Digital Twin-Driven Product Sustainable Design for Low Carbon Footprint

Abstract

Abstract Product sustainability is a pressing global issue that requires urgent improvement, and low-carbon design is a crucial approach toward achieving sustainable product development. Digital twin technology, which connects the physical and virtual worlds, has emerged as an effective tool for supporting product design and development. However, obtaining accurate product parameters remains a challenge, and traditional low-carbon product design primarily focuses on design parameters. To address these issues, this paper proposes a method for data collection throughout the product lifecycle, leveraging the Internet of Things. The paper envisions the automatic collection of product lifecycle data to enhance the accuracy of product design.

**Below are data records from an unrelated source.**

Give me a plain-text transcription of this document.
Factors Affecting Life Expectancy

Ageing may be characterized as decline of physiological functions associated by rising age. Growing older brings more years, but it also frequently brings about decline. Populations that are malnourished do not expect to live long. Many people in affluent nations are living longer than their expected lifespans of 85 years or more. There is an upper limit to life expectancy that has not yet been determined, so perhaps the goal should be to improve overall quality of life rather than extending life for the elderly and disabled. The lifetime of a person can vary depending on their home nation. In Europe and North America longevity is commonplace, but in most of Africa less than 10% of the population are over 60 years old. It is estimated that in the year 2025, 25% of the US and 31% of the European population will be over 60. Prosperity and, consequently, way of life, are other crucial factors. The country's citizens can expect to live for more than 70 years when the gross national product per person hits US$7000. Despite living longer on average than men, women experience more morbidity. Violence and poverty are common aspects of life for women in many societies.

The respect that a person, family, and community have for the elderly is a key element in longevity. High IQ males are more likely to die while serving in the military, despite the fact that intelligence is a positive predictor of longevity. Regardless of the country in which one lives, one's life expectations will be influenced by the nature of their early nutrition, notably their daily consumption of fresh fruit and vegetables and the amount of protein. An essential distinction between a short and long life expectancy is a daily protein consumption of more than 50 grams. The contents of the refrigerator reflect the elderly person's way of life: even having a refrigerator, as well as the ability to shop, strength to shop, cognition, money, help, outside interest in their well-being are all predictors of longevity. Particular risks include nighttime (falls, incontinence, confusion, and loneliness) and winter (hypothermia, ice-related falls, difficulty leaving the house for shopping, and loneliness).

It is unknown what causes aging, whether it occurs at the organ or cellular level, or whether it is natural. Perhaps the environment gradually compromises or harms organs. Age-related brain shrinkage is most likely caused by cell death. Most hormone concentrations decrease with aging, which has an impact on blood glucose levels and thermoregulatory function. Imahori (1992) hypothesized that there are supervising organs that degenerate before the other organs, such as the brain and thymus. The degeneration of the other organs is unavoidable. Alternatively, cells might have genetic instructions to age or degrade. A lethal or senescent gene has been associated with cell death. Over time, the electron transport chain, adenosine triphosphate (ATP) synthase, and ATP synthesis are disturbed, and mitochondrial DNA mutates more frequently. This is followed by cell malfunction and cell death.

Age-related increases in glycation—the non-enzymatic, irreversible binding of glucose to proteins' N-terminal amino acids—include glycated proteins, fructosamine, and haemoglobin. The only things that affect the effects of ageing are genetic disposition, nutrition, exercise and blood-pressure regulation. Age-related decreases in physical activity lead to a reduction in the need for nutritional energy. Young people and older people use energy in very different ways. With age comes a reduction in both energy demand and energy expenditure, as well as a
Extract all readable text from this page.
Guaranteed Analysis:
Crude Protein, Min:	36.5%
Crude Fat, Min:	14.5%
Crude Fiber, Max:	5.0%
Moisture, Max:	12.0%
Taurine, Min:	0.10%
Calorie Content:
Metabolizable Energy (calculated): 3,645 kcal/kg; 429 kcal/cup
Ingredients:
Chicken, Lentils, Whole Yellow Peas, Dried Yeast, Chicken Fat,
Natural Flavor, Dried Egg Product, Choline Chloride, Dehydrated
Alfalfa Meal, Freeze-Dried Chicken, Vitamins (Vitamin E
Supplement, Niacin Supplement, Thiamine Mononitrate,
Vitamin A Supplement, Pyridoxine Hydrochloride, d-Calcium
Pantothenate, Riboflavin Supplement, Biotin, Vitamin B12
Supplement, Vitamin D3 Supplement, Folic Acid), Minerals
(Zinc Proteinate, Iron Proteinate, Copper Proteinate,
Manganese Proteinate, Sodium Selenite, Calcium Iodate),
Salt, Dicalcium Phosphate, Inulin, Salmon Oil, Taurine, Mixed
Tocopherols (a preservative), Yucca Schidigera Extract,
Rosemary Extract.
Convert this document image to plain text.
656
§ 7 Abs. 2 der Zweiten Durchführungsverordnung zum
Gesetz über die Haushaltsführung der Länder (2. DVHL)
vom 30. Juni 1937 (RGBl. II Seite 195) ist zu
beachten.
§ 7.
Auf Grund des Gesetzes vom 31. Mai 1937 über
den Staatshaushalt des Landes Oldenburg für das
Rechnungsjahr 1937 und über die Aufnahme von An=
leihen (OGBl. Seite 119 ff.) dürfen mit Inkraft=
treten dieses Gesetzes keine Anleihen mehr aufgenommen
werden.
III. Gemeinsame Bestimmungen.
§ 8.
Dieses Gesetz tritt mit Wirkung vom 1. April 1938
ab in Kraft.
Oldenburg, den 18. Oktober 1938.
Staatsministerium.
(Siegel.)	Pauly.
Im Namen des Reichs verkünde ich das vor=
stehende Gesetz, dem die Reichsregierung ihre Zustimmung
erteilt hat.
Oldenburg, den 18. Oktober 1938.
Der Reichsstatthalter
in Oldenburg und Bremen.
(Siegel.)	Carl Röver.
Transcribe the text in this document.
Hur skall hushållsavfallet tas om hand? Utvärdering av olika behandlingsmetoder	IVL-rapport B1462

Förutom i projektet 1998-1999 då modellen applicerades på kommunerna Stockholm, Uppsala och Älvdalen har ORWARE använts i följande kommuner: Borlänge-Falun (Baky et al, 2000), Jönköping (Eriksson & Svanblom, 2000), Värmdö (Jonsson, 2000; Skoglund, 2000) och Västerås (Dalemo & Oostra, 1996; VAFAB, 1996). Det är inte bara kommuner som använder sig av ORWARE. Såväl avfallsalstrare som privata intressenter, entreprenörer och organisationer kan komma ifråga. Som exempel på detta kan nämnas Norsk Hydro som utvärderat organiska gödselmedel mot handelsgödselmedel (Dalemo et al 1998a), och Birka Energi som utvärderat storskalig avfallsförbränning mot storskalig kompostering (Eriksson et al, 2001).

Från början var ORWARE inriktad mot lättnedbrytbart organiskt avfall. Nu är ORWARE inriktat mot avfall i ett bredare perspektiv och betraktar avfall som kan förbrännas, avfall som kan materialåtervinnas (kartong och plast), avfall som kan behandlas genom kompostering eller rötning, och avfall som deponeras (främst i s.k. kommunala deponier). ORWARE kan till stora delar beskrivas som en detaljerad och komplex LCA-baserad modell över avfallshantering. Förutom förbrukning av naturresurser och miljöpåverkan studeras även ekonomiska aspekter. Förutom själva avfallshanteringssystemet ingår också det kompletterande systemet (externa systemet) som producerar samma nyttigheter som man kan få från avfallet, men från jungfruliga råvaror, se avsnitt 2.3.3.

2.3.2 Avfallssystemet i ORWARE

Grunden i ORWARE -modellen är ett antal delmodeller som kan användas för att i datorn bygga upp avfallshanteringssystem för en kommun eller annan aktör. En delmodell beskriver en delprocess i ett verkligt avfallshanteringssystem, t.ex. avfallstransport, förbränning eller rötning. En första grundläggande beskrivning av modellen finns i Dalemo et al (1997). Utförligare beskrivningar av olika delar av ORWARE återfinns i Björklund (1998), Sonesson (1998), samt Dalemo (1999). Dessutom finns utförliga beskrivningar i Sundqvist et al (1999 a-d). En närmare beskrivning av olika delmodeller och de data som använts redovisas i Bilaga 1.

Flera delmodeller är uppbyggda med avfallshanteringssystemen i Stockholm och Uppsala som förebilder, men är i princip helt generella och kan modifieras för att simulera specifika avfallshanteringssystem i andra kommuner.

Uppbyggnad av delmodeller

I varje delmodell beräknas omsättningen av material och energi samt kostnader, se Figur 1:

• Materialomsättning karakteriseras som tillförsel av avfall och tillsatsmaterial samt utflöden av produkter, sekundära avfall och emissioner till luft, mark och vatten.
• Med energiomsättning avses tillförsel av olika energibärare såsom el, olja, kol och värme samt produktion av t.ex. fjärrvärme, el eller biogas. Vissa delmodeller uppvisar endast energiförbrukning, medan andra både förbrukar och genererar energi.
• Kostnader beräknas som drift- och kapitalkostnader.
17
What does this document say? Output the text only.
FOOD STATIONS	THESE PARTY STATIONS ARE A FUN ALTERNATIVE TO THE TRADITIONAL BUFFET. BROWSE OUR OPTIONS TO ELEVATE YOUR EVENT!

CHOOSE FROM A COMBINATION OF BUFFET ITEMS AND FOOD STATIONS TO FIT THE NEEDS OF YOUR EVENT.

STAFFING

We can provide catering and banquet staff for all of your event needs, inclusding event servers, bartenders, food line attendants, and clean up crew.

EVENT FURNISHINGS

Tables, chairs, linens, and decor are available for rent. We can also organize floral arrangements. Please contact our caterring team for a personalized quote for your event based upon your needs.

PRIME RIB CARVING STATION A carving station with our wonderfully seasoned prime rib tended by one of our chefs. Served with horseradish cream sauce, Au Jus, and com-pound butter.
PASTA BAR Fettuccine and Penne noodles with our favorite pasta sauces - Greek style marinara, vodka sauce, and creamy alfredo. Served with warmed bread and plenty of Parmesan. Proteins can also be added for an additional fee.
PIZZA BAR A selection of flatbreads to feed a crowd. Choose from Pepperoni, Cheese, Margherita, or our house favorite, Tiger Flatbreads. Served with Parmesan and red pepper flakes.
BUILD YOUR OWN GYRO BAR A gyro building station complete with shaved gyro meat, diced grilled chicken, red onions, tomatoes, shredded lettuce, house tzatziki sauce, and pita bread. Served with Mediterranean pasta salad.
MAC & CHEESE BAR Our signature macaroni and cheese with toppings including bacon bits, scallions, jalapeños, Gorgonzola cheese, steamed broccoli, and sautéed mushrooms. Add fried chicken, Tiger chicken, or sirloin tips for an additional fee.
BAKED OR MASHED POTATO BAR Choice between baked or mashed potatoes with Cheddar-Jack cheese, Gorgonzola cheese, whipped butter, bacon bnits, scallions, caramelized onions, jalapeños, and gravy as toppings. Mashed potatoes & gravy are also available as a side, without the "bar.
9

Moreover, traditional low-carbon design often has a limited scope that primarily considers product structure and lifecycle stage for optimization. In contrast, combining digital twin technology with low-carbon design can effectively improve product sustainability. Therefore, this paper proposes a three-layer architecture model of product sustainability digital twin, comprising data layer, mapping layer, and application layer. This model sets the carbon footprint as the iterative optimization goal and facilitates the closed-loop sustainable design of the product. The paper envisions sustainable product design based on digital twins that can address cascading problems and achieve closed-loop sustainable design.